弱さや過ちは恥ではない。それらを抱えながらも懸命に生きてきた証、我らの生を彩る勲章なのだ。傷だらけで、汚れも染みもある存在だが、それでも自省を忘れず努力を忘れず、理想を目指して進むからこそ、人間は人間として胸を張れるのだ。誇りを持てるのだ。
……今一度問おう、諸君。我らは、管理されなければならない存在なのか? 人間の上位者を任じ、神に己を擬する存在に、生と権力にしがみつく輩に、羊のように飼われ導かれ、肉や毛を提供するための存在なのか?
否!! 断じて、否!!
局員諸君! 次元世界の秩序と平和のために、自らの血と同朋の血を捧げてきた誇り高き局員諸君!!
我らの努力と苦悩は、そんな傲慢な輩に利用されるためにあったのではない! 彼らの「管理」のもとで、「間引かれる」誰かを犠牲にして成り立つ平穏を享受して、倒れていった同僚に顔向けできるものか!!
諸君!! 理想をもって管理局に奉職する諸君!! 現実に押し潰され、希望を見失っている局員諸君!! なにも見えずなにもわからず、ただただ命令のまま、苦闘してきた局員諸君!!
私はあなた方に告げよう。私の意思で! 私の選択で! あなた方に告げよう! 現在の管理局に過ち在り! と!
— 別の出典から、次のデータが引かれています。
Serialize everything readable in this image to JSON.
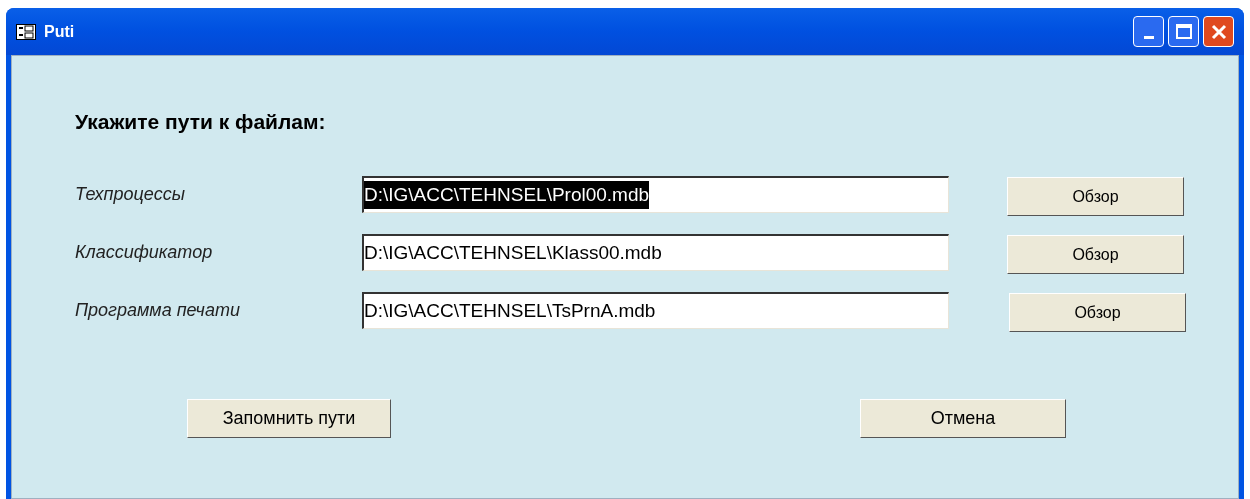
{
  "window": {
    "title": "Puti"
  },
  "heading": "Укажите пути к файлам:",
  "rows": [
    {
      "label": "Техпроцессы",
      "value": "D:\\IG\\ACC\\TEHNSEL\\Prol00.mdb",
      "text_selected": true,
      "button": "Обзор"
    },
    {
      "label": "Классификатор",
      "value": "D:\\IG\\ACC\\TEHNSEL\\Klass00.mdb",
      "text_selected": false,
      "button": "Обзор"
    },
    {
      "label": "Программа печати",
      "value": "D:\\IG\\ACC\\TEHNSEL\\TsPrnA.mdb",
      "text_selected": false,
      "button": "Обзор"
    }
  ],
  "buttons": [
    "Запомнить пути",
    "Отмена"
  ]
}
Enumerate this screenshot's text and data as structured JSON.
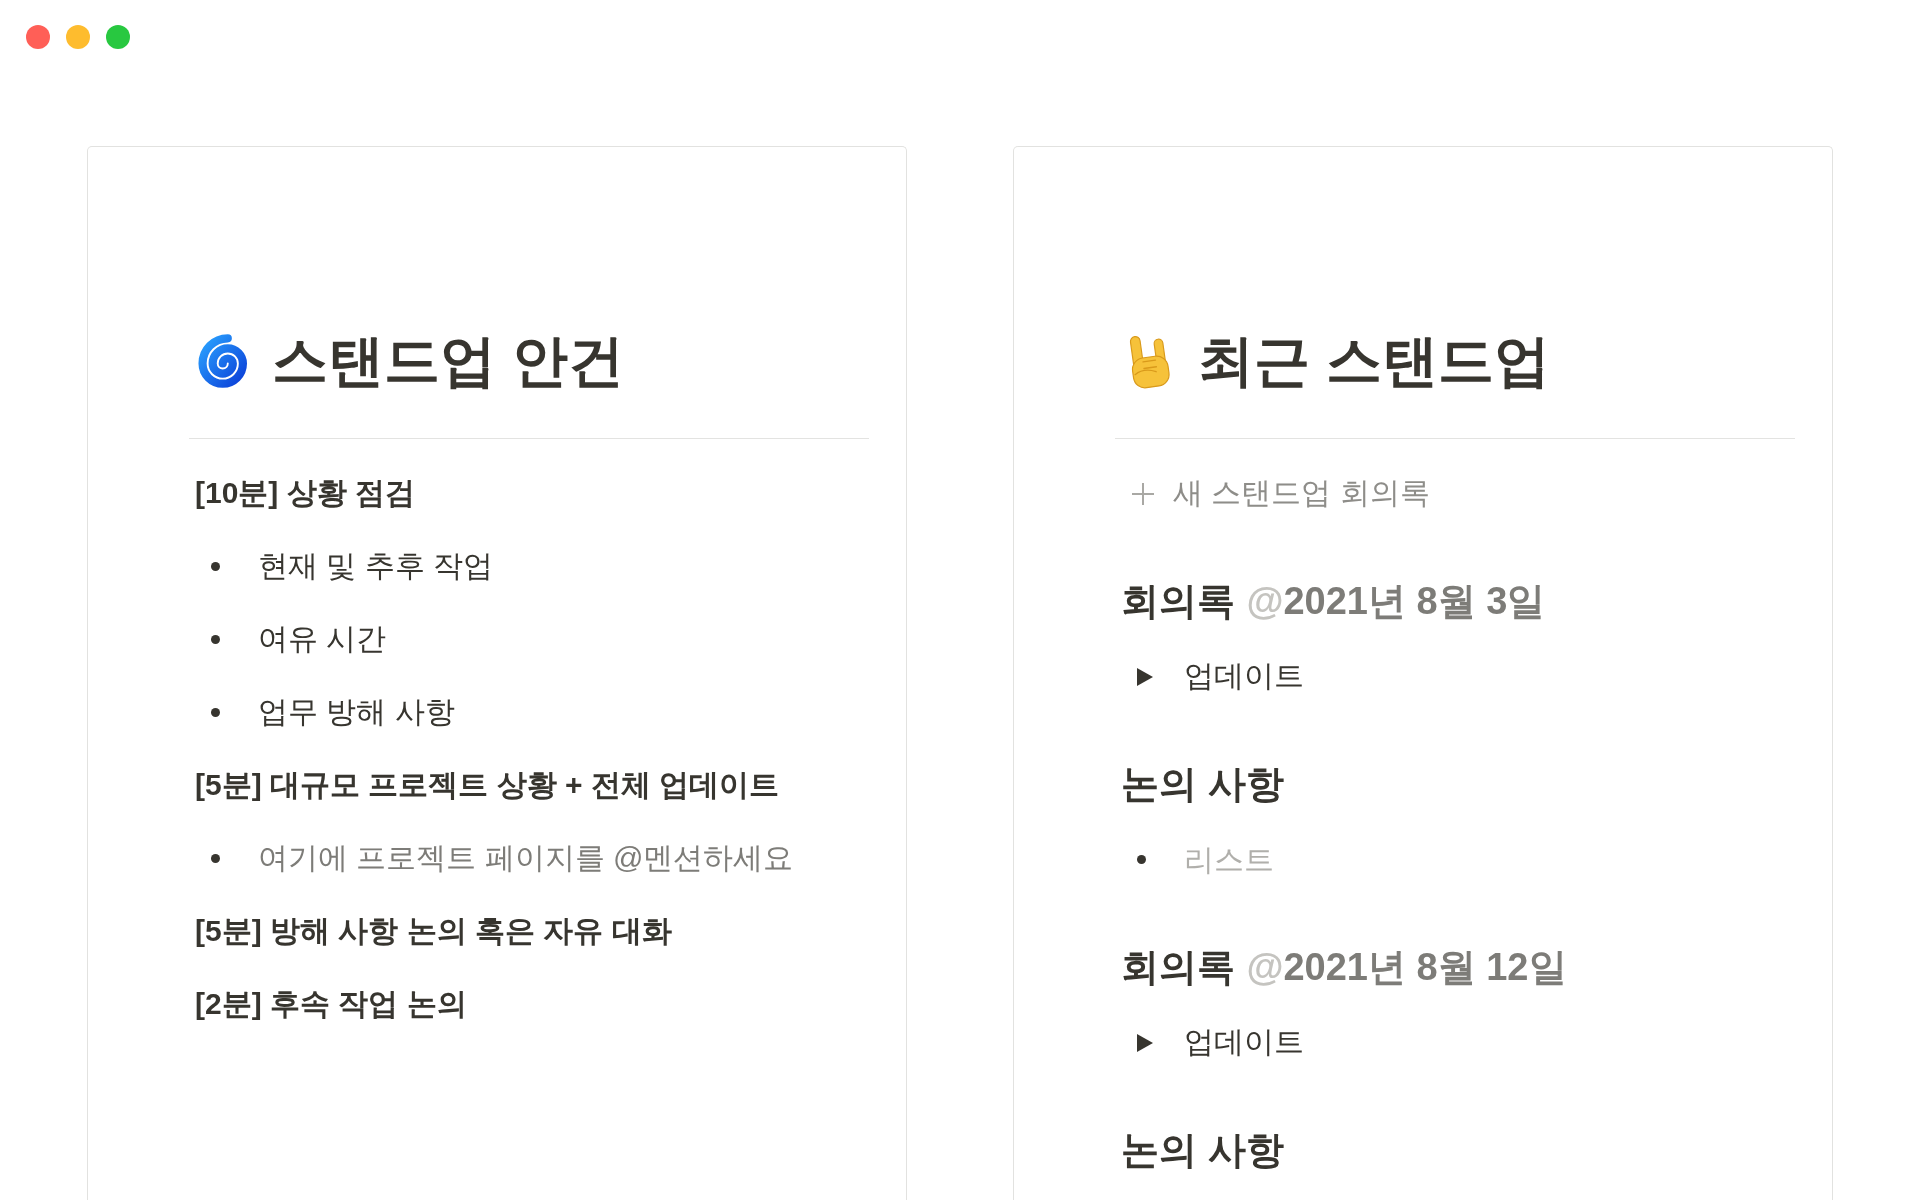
{
  "window": {
    "controls": [
      {
        "color": "#ff5f57"
      },
      {
        "color": "#febc2e"
      },
      {
        "color": "#28c840"
      }
    ]
  },
  "pages": [
    {
      "title": "스탠드업 안건",
      "blocks": [
        {
          "kind": "topic",
          "text": "[10분] 상황 점검"
        },
        {
          "kind": "bullet",
          "text": "현재 및 추후 작업",
          "muted": false
        },
        {
          "kind": "bullet",
          "text": "여유 시간",
          "muted": false
        },
        {
          "kind": "bullet",
          "text": "업무 방해 사항",
          "muted": false
        },
        {
          "kind": "topic",
          "text": "[5분] 대규모 프로젝트 상황 + 전체 업데이트"
        },
        {
          "kind": "bullet",
          "text": "여기에 프로젝트 페이지를 @멘션하세요",
          "muted": true
        },
        {
          "kind": "topic",
          "text": "[5분] 방해 사항 논의 혹은 자유 대화"
        },
        {
          "kind": "topic",
          "text": "[2분] 후속 작업 논의"
        }
      ]
    },
    {
      "title": "최근 스탠드업",
      "blocks": [
        {
          "kind": "new",
          "text": "새 스탠드업 회의록"
        },
        {
          "kind": "meeting",
          "title": "회의록",
          "mention": {
            "symbol": "@",
            "date": "2021년 8월 3일"
          }
        },
        {
          "kind": "toggle",
          "text": "업데이트",
          "expanded": false
        },
        {
          "kind": "heading",
          "text": "논의 사항"
        },
        {
          "kind": "bullet",
          "placeholder": "리스트"
        },
        {
          "kind": "meeting",
          "title": "회의록",
          "mention": {
            "symbol": "@",
            "date": "2021년 8월 12일"
          }
        },
        {
          "kind": "toggle",
          "text": "업데이트",
          "expanded": false
        },
        {
          "kind": "heading",
          "text": "논의 사항"
        }
      ]
    }
  ]
}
我らは庭の草木でも飼われる家畜でもない。自分の意志を持ち、自分で選択できる人間なのだ! 今はその自由を奪われていようと、周囲の壁を叩き壊し、自由の空へ身を躍らせることのできる人間なのだ!!
その道理を忘れ、人々を己が所有物のごとく管理する最高評議会は誤まっている! その指示に諾々と従い、己の意思を持たずに従う、本局上層部も誤まっている!
我らは局員として、その過ちを正さねばならない! 身内の恥は身内で雪ぎ、管理局の精神いまだ健在なりと、次元世界に示さねばならない! それ無くしてどうして、犠牲になった局員や民間人に顔向けできようか?
我が声に賛同する者は、私とともに起て! 己と同朋の尊厳を守らんとする者は、私とともに起て! 己が人間であると自覚し、人間として生きようと望む者は、私とともに起て!
管理局の過ちを正し、正義と誇りを取り戻す!
私はここに! 健全な治安維持組織を取り戻すため! 決起を宣言する!!」
■■後書き■■
流されて、ふてくされて。出会って、奔って。また出会って。揺れて惑ってふみはずして。なのに、助けてくれて。それでも。捨てられないもの。消え去らなかったもの。自分でも知らなかった、自分自身。